El cientifismo, el empeño de explicar toda la realidad sólo desde el método científico, es de suyo tan falso y ridículo como el empeño de entender y explicar los fenómenos materiales por razonamientos filosóficos; un ejemplo divertido lo pone Manzoni en su novela "Los novios" cuando Don Ferrante razona filosóficamente que no puede haber contagio en la peste. El párrafo es largo, pero merece la pena transcribirlo. "Dice, pues, que, al correr los primeros rumores de peste, don Ferrante fue uno de los más resueltos en negarla, y que sostuvo constantemente, hasta el final, esa opinión; no ya con alborotos, como el vulgo; sino con razonamientos, de los cuales al menos nadie dirá que les faltaba concatenación. "In rerum natura" -decía-, no hay sino dos géneros de cosas: sustancias y accidentes; si yo pruebo que el contagio no puede ser ni lo uno ni lo otro, habré probado que no existe, que es una quimera. Veamos pues: las sustancias son, o espirituales o materiales. Que el contagio sea una sustancia espiritual, es un disparate que nadie querría sostener; de modo que es inútil hablar de ello. Las sustancias materiales son, o simples o compuestas. Ahora bien, el contagio no es una sustancia simple; y se demuestra con cuatro palabras. No es sustancia aérea, porque, si fuese tal, en vez de pasar de un cuerpo a otro, volaría al punto de su esfera. No es ácuea, porque mojaría, y sería secada por los vientos. No es ignea, porque ardería. No es térrea; porque sería visible. Sustancia compuesta, tampoco, porque en todo caso debería ser sensible a la vista y al tacto; y este contagio, ¿quién lo ha visto?, ¿quién lo ha tocado? Queda por ver si puede ser accidente. Pero aún más, nos dicen estos señores doctores que se comunica de un cuerpo a otro; pues éste es su Aguiles, éste el pretexto para hacer tantas prescripciones inútiles. Ahora bien, suponiéndolo accidente, vendría a ser un accidente transportado: dos palabras que se dan de bofetadas, no habiendo, en toda la filosofía, cosa más clara, más cristalina que ésta: que un accidente no puede pasar de un sujeto a otro."

"His fretus, es decir, sobre tan buenos fundamentos, no tomó ninguna precaución contra la peste, se metió en la cama, para morir, como un héroe de Metastasio, tomándola con las estrellas. ¿Y aquella famosa biblioteca suya? Puede que ande dispersa por los puestos de viejo"...

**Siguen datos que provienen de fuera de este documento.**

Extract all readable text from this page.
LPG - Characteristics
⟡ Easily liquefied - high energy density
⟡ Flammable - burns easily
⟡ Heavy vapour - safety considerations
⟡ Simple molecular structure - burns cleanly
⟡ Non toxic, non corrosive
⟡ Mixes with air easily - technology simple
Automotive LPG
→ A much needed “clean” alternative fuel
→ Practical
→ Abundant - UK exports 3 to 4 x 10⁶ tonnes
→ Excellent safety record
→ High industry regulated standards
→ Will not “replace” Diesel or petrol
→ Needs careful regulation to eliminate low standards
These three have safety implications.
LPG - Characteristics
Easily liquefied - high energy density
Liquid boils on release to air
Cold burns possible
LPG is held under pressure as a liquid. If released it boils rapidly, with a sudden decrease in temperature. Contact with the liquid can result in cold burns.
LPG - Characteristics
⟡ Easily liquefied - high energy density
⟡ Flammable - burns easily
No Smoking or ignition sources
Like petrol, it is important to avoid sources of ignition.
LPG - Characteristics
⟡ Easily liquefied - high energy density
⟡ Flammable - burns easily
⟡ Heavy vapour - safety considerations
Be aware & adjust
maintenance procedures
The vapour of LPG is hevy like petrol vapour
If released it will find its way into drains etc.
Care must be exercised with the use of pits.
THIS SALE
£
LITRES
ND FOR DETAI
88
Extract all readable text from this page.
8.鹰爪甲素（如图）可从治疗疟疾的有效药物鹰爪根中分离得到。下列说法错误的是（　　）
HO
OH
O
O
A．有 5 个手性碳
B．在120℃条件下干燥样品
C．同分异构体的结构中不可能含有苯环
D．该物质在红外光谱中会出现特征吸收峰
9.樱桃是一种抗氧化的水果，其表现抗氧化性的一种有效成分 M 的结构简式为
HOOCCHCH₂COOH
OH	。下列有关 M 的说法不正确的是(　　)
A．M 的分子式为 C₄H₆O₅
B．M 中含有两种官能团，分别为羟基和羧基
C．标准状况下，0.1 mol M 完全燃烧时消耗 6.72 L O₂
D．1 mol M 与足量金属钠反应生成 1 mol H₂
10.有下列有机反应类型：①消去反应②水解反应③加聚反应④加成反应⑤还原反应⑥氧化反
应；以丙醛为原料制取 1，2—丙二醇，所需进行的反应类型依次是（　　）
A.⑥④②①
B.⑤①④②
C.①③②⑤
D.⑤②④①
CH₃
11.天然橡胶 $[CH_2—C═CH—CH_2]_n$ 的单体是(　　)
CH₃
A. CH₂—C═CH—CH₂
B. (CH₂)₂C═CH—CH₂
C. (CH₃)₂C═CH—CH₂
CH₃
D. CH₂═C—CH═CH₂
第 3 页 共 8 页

En realidad esto no es sólo un asunto de ficción: se presentó de una manera muy aguda en las discusiones entre Galileo y los aristotélicos y se presenta ahora de manera igualmente aguda. Aunque el peligro próximo sea el cientifismo, no estamos en modo alguno exentos del peligro del filosofismo. Lógicamente ya no tiene el cariz cómico del razonamiento de Don Ferrante, pero sí se presenta, se plantea, bajo la forma terrible del imperio de las ideologías. Ocurre cuando se intenta forzar la interpretación de unos datos para hacerlos pasar como apoyo de unas ideas, o para atacar otras.

Muy brevemente dos ejemplos -de signo contrario- de la pretensión de dar fundamento científico con teorizaciones biologistas a postulados ideológicos acerca del viejo tema sobre la posibilidad o imposibilidad de igualdad entre los hombres. La exigencia de igualdad absoluta -hasta en lo material o biológico- lleva a Lisenko, un joven agrónomo ruso, a defender sin pruebas una teoría evolutiva "por ser la única compatible con el materialismo dialéctico", frente a las leyes de Mendel que serían falsas por metafísicas; la Academia de Ciencias Agrícolas decide seguir la "ciencia proletaria" frente a la "ciencia burguesa" que conoce las bases biológicas de las diferencias individuales de los miembros de una especie y junto al abandono de la investigación genética se llevan al desastre las cosechas. Por el contrario, para los integrantes de la "Nueva Derecha" francesa las desigualdades que se producen por la diversidad biológica serían un bien, mientras que sería un mal todo aquello que llevara a una homogeneización. Cofundida la diferencia biológica con la desigualdad social, toda agresión, abuso de poder, etc., quedaría justificada: es el "orden del picoteo" del animal.